Yet More Backlash
As Jeffrey Rosen’s dialogue partner, Richard Just makes several very good points here. Two are worthy of emphasis. First, he’s right to say that “I am not convinced that the backlash against gay marriage is fueled primarily by a dislike for judicial tyranny. Rather, I think it’s fueled primarily by a dislike for … gay marriage.” As Just says, opponents of gay rights have mobilized against actions by elected officials, and on the other hand there’s been little backlash in Massachusetts or Connecticut, where the policy outcomes show every sign of being stable. Which brings us to his second important point: “Second, I think it’s important to point out that the gay rights movement has not worked exclusively through the courts. The reason it sometimes appears that the gay marriage movement has focused on the courts is because those are the only places it has actually had success.” This is a pretty high bar for those claiming that litigation is always a bad stretegy to get over.
Meanwhile, Rosen’s reply doesn’t really address these points squarely, but has a couple of additional howlers. This argument is very strange:
I suspect that that gay people in California as a whole would have had the right to marry more quickly if the political process had taken its course. Repealing Prop 8 will be more difficult, given the mobilization of well-funded anti-gay marriage forces from around the country. (The pro-choice movement learned the same lesson after Roe v. Wade.) I wonder, for example, whether 70 percent of African American voters would have turned out to oppose a legislative, rather than a judicial, declaration of gay marriage…

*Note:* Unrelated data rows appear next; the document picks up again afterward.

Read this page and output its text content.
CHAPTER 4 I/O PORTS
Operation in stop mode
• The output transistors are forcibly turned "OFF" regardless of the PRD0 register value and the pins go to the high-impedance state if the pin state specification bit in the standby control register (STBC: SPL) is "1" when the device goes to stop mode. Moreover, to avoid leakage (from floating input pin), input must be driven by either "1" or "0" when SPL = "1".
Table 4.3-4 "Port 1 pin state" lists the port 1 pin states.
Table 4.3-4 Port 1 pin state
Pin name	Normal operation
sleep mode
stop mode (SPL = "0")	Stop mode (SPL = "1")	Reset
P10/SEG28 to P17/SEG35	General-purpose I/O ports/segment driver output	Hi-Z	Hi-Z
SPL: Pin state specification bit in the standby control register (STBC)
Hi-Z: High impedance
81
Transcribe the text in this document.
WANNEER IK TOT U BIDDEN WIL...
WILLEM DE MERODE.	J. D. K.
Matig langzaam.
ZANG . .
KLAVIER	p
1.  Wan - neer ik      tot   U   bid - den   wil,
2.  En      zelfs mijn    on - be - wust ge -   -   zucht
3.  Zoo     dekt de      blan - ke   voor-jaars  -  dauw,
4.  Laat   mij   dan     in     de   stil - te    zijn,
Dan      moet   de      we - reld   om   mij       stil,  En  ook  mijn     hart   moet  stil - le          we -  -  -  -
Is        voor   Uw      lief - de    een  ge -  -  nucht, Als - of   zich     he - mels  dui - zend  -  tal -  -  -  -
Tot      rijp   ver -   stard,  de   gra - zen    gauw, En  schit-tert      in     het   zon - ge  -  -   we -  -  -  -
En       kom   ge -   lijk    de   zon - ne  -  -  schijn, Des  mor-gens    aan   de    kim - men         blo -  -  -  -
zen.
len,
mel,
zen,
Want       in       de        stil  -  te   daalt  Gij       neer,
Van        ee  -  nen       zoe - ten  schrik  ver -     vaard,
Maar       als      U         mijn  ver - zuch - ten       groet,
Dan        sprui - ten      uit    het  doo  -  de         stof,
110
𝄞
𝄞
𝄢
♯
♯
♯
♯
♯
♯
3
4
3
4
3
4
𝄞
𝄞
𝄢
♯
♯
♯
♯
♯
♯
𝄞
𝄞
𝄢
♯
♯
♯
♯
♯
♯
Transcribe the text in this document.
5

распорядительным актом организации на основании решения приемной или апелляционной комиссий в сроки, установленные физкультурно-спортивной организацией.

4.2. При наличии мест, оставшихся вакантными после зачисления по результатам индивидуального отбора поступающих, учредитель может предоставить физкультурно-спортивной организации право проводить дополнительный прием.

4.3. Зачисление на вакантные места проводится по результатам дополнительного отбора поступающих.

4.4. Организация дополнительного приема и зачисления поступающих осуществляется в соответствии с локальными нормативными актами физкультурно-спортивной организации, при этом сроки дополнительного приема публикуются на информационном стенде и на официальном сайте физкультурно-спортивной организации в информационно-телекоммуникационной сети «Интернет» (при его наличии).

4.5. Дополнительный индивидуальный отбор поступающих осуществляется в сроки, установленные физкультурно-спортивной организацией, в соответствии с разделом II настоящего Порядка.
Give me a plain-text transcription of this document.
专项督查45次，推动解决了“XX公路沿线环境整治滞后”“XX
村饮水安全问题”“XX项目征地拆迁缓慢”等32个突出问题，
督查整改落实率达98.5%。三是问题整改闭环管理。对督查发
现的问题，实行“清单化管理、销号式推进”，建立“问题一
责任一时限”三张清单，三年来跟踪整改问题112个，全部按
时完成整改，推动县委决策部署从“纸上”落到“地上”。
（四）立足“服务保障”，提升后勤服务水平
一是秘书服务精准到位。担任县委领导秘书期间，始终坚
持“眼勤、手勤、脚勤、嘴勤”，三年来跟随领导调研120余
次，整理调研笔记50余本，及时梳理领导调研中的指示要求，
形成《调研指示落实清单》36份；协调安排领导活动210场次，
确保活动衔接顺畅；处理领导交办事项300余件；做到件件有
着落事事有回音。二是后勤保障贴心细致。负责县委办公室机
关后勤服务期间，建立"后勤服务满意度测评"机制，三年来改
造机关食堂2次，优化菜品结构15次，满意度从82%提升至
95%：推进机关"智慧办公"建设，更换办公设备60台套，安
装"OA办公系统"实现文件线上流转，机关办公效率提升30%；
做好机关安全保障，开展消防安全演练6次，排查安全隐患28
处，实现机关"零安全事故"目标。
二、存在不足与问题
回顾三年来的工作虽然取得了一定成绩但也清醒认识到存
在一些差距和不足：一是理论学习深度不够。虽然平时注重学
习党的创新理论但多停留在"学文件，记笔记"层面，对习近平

First of all, and rather embarrassingly, Rosen still seems unaware that the California legislature couldn’t legalize same-sex marriage; the previous initiative functions like a constitutional amendment. On the second point, and leaving aside the fact that I’m going to guess that if any additional African-American voters “turned out” most of them did so to vote for Barack Obama rather than to vote against same-sex marriage, where’s the evidence? Rosen doesn’t have any, but that we do know is that less than 10 years ago a much larger majority of Californians voted against same-sex marriage before the California courts had done anything. There’s no reason to believe that the judicial intervention is the key variable here.
In addition, trying to backtrack from his previous argument that the enduring support for judicially-protected abortion rights proves…that litigation is a bad strategy, Rosen engages in some revisionist history about Roe, arguing that “[m]ost of the backlash against Roe focused on restrictions on later term pregnancy, which national majorities supported and the Supreme Court eventually permitted.” Again, there’s no reason to believe that this is true. First of all, none of the statutes struck down in Roe limited their restrictions to late-term abortions. Secondly, Roe itself permitted the state to ban post-viability abortions with a health exemption, and this remains Supreme Court doctrine. The changes in Casey had nothing to do with late-term abortion; rather, the “undue burden” stadard permitted various regulations of abortion that were applicable at any stage of pregnancy. Indeed, the regulations the Court upheld in Casey if anything make it more difficult for women to obtain first-trimester abortions by putting regulatory obstacles in their path. At any rate, it’s hard to see how abortion regulations that Roe permitted could have been the source of the backlash against Roe.